Wit at Several Weapons (?)

1647. Wit at several weapons. A Comedy. [Part of F1. The epilogue at the reviving of this Play.]

1679. [Part of F2.]

The history of the play is very obscure. It is neither in the Cockpit repertory of 1639 nor in that of the King’s in 1641, and the guesses of Fleay, i. 218, that it may be The Devil of Dowgate or Usury Put to Use, licensed by Herbert for the King’s on 17 Oct. 1623, and The Buck is a Thief, played at Court by the same men on 28 Dec. 1623, are unsupported and mutually destructive. The epilogue, clearly written after the death of Fletcher, tells us that ‘’twas well receiv’d before’ and that Fletcher ‘had to do in’ it, and goes on to qualify this by adding—

that if he but writ

An Act, or two, the whole Play rose up wit.
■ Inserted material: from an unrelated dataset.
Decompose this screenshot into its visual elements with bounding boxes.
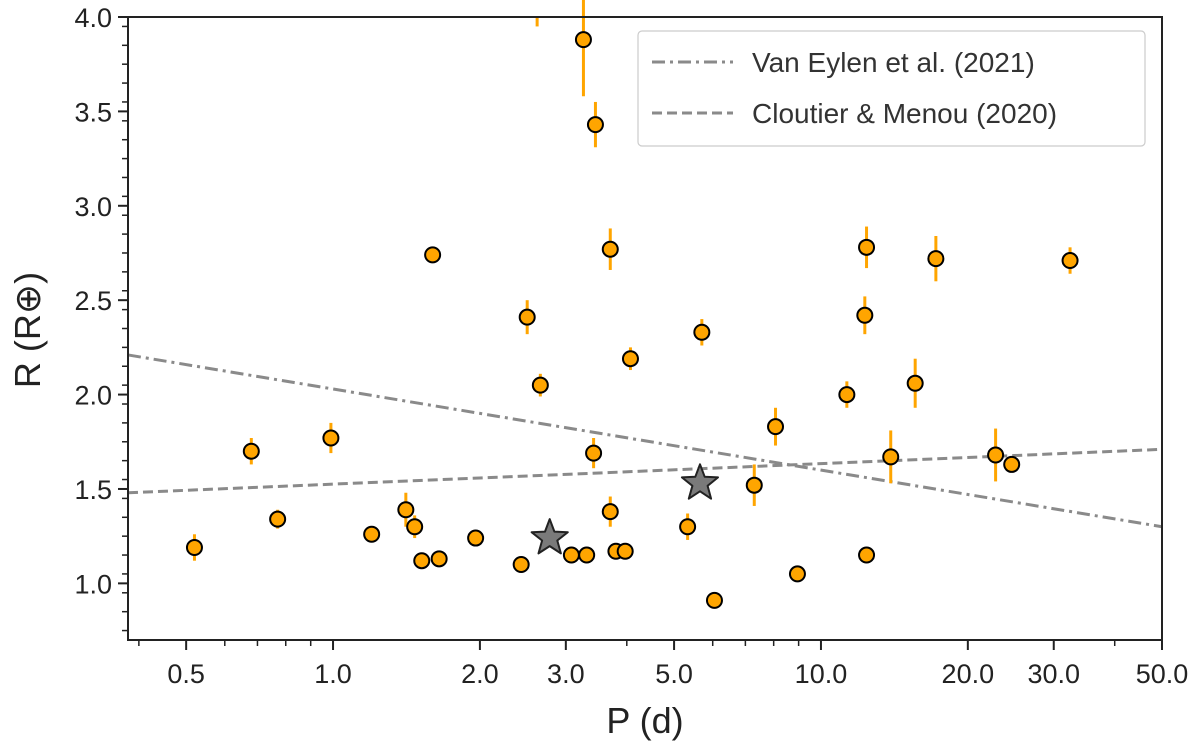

The critics find varying amounts of Fletcher, with work of other hands, which some of them venture to identify as those of Middleton and Rowley. Oliphant, followed by Thorndike, 87, finds Beaumont, and the latter points to allusions which are not inconsistent with, but certainly do not prove, 1609–10, or even an earlier date. Macaulay, 196, also found Beaumont in 1883, but seems to have retired upon Middleton and Rowley in 1910 (C. H. vi. 138).

The Faithful Friends (?)

[MS.] Dyce MS. 10, formerly in the Heber collection.

S. R. 1660, June 29. ‘The Faithfull Friend a Comedy, by Francis Beamont & John Fletcher’. H. Moseley (Eyre, ii. 271).